Cette bonté de vôtre part est d'autant mieux placée que les ouvriers qui ont fait cette montre sont les plus pauvres de la colonie, et que je suis certain qu'ils n'avaient voulu rien gagner sur cet ouvrage, afin de mériter vôtre protection et celle de Messieurs les premiers gentilshommes de la chambre.

Il est singulier que prèsque tous les ouvriers que j'ai établis à Ferney travaillent pour les horlogers de Paris qui mettent hardiment leurs noms aux montres qui se font chez moi.
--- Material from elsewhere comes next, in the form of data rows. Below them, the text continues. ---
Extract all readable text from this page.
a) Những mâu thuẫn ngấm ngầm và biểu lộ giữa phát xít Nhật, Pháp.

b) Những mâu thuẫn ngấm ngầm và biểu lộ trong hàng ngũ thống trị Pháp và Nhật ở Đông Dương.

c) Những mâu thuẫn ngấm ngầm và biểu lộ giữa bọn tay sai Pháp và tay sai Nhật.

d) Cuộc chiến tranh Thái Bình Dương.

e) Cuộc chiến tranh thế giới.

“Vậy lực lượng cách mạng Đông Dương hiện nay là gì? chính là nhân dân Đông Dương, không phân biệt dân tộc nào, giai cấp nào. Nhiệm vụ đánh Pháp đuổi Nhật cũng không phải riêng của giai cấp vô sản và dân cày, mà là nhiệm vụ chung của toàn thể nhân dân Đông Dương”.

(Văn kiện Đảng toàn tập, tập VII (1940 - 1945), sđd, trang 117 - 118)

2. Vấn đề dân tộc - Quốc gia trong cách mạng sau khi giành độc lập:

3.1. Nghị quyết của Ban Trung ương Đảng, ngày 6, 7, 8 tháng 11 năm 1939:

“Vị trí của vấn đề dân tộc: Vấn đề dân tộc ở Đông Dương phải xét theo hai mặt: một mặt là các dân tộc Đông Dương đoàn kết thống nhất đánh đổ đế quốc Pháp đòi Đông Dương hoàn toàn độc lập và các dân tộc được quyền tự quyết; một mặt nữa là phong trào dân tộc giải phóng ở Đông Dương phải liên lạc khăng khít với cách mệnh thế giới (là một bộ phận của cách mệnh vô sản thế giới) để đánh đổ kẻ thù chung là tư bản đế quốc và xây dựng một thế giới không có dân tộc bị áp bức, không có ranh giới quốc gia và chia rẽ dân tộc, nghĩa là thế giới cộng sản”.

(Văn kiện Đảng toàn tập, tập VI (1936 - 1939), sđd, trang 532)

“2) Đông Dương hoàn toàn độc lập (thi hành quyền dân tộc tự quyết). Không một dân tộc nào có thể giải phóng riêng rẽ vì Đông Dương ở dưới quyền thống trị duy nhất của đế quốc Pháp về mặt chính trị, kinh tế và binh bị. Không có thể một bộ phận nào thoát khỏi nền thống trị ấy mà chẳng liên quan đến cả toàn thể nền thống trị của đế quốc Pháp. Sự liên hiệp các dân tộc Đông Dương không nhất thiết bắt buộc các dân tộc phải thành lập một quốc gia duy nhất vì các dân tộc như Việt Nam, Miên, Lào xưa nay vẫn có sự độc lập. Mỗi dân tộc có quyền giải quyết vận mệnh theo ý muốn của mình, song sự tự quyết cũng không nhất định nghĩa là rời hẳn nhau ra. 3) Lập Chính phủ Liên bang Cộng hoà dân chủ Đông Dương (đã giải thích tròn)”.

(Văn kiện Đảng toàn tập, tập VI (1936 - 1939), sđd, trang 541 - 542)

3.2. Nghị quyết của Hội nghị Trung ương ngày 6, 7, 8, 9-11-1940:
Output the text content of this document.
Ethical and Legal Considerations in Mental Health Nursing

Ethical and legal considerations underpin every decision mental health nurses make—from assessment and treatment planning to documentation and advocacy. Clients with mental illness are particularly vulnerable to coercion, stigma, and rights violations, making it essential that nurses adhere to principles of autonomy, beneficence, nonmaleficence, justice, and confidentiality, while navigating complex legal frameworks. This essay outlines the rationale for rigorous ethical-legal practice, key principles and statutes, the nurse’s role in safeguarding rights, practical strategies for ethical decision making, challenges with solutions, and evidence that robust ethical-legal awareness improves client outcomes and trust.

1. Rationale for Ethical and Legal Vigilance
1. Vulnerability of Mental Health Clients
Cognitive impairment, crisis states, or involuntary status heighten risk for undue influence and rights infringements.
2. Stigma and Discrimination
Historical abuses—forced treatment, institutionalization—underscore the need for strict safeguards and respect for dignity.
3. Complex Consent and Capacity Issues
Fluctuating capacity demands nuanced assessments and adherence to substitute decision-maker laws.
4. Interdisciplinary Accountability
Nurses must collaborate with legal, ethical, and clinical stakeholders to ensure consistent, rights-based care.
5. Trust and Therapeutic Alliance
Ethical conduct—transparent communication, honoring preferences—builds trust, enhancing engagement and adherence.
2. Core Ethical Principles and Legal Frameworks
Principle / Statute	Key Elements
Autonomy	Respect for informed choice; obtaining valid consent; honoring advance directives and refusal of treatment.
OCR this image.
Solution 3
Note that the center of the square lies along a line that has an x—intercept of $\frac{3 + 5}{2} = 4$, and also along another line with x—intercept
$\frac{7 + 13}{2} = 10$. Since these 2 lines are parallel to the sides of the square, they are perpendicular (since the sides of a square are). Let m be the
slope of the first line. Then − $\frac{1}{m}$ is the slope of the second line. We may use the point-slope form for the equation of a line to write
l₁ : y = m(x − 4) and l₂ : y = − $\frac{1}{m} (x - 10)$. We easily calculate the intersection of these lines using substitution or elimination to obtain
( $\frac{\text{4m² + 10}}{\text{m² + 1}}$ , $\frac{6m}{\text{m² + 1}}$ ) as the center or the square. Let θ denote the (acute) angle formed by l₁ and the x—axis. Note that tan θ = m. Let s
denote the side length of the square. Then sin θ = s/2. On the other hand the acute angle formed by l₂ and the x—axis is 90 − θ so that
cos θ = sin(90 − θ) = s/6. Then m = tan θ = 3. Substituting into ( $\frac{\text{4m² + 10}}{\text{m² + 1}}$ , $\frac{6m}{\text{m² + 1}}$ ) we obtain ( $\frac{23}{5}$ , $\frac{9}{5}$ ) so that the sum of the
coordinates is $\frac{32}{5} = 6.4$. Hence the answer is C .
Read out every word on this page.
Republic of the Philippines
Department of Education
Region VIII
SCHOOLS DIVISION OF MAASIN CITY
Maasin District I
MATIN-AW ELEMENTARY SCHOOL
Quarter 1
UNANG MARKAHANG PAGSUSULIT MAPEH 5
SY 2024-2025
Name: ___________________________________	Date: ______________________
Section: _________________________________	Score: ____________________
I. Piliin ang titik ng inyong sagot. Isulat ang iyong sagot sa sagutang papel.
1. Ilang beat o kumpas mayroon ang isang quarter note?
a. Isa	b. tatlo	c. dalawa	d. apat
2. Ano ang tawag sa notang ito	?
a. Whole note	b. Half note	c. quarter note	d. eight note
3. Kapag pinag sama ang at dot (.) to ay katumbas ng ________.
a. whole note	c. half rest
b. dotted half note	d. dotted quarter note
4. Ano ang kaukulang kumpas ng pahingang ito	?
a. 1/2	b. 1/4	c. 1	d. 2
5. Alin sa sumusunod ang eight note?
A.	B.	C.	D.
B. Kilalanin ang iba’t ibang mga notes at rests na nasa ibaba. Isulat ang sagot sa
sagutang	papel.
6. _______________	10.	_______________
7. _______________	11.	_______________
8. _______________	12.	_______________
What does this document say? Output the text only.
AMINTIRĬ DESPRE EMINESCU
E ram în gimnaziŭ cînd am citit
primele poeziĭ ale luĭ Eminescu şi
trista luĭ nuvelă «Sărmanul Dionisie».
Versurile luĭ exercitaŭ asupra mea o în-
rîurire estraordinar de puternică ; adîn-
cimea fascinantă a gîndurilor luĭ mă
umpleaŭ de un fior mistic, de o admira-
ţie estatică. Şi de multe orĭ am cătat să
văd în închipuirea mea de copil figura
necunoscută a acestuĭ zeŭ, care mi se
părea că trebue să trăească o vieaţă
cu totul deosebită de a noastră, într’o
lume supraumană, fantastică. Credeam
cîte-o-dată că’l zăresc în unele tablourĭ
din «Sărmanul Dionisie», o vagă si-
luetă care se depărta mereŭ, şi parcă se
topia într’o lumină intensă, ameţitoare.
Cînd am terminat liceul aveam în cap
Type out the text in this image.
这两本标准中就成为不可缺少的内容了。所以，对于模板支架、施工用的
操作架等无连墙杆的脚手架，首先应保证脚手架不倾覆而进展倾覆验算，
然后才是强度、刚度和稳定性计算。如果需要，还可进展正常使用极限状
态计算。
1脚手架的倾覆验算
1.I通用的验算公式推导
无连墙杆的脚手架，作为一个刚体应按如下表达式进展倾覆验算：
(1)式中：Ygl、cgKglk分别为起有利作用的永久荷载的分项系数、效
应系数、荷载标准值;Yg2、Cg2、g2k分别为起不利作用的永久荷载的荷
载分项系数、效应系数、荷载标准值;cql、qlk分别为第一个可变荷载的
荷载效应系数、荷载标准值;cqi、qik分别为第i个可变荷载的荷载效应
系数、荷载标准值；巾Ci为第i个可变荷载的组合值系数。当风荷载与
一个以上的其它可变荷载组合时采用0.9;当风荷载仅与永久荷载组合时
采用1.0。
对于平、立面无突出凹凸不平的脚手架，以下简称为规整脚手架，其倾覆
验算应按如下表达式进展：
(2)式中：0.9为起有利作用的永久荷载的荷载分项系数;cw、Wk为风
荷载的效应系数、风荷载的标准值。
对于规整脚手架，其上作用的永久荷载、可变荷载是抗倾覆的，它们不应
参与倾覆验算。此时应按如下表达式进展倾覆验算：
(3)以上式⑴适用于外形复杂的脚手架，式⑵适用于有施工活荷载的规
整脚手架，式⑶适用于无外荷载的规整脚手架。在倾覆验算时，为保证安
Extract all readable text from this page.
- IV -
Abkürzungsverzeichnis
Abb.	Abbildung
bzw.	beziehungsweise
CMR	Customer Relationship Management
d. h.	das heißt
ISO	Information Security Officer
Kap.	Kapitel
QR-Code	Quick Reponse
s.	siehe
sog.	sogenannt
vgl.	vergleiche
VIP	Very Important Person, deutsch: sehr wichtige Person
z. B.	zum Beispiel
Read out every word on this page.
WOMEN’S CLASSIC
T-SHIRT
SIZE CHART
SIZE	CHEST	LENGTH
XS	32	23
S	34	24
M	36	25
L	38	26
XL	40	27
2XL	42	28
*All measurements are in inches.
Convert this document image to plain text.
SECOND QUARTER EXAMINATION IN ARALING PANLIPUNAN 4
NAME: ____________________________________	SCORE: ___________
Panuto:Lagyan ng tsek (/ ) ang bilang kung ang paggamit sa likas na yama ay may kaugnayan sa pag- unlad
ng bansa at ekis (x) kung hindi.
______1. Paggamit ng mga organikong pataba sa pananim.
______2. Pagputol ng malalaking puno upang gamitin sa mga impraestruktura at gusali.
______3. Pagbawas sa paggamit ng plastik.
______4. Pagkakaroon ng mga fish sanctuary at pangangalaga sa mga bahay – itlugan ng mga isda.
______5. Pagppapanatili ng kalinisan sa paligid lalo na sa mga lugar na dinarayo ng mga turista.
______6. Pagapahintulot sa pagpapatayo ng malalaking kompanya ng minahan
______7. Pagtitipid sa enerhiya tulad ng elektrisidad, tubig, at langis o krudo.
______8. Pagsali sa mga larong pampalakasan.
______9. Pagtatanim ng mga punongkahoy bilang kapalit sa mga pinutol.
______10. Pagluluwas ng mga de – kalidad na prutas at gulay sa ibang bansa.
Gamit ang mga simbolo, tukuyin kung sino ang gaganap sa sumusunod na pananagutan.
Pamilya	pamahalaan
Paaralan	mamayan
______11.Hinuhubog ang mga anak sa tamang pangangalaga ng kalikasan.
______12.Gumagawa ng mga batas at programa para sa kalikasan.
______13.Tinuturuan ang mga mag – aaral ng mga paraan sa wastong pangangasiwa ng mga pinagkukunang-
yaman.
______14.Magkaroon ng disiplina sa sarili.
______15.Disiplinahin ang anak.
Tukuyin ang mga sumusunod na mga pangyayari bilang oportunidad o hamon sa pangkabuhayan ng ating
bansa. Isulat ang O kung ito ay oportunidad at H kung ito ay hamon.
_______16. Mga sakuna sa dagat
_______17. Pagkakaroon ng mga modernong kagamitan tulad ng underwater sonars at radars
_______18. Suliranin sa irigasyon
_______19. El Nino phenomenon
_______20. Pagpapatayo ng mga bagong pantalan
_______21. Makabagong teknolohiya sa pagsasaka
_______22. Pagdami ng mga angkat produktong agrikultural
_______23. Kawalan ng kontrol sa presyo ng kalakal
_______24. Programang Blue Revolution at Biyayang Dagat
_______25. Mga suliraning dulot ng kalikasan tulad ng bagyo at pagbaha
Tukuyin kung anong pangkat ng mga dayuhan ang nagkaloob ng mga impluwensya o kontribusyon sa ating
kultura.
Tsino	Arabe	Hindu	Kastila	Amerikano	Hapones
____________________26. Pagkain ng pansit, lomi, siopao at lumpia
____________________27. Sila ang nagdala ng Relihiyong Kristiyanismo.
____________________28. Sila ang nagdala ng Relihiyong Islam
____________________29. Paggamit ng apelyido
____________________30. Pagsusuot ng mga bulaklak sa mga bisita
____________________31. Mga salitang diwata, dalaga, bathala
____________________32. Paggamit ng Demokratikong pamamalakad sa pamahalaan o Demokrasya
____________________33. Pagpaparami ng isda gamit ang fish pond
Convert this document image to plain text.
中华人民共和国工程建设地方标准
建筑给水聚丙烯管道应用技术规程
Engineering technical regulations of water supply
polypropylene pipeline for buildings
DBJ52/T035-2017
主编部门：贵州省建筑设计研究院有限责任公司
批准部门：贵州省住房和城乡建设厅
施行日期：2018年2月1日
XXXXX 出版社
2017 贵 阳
Si le ministère pouvait nous tenir la parole que M: Le Duc De Choiseul nous avait donnée, d'éxempter d'impôts cette colonie, il est sûr qu'elle serait très utile au roiaume, et qu'avec le temps son commerce l'emporterait sur celui de Genêve. Je suis parvenu à faire une assez jolie petite ville d'un hameau misérable et ignoré, et à établir un commerce qui s'étend en Amérique, en Afrique et en Asie. L'unique avantage que j'aie retiré de cet établissement, est la satisfaction d'avoir fait une chose qui n'est pas fort ordinaire aux gens de Lettres. Il me semble, dumoins, que c'est se ruiner en bon citoien.

C'est aussi en bon citoien que je mourrai attaché à mon héros qui a rendu tant de services à l'état dans des carrières un peu plus nobles et plus brillantes dont rien n'altèrera jamais la gloire. Souvenez vous toujours avec bonté du vieillard de Ferney.

V.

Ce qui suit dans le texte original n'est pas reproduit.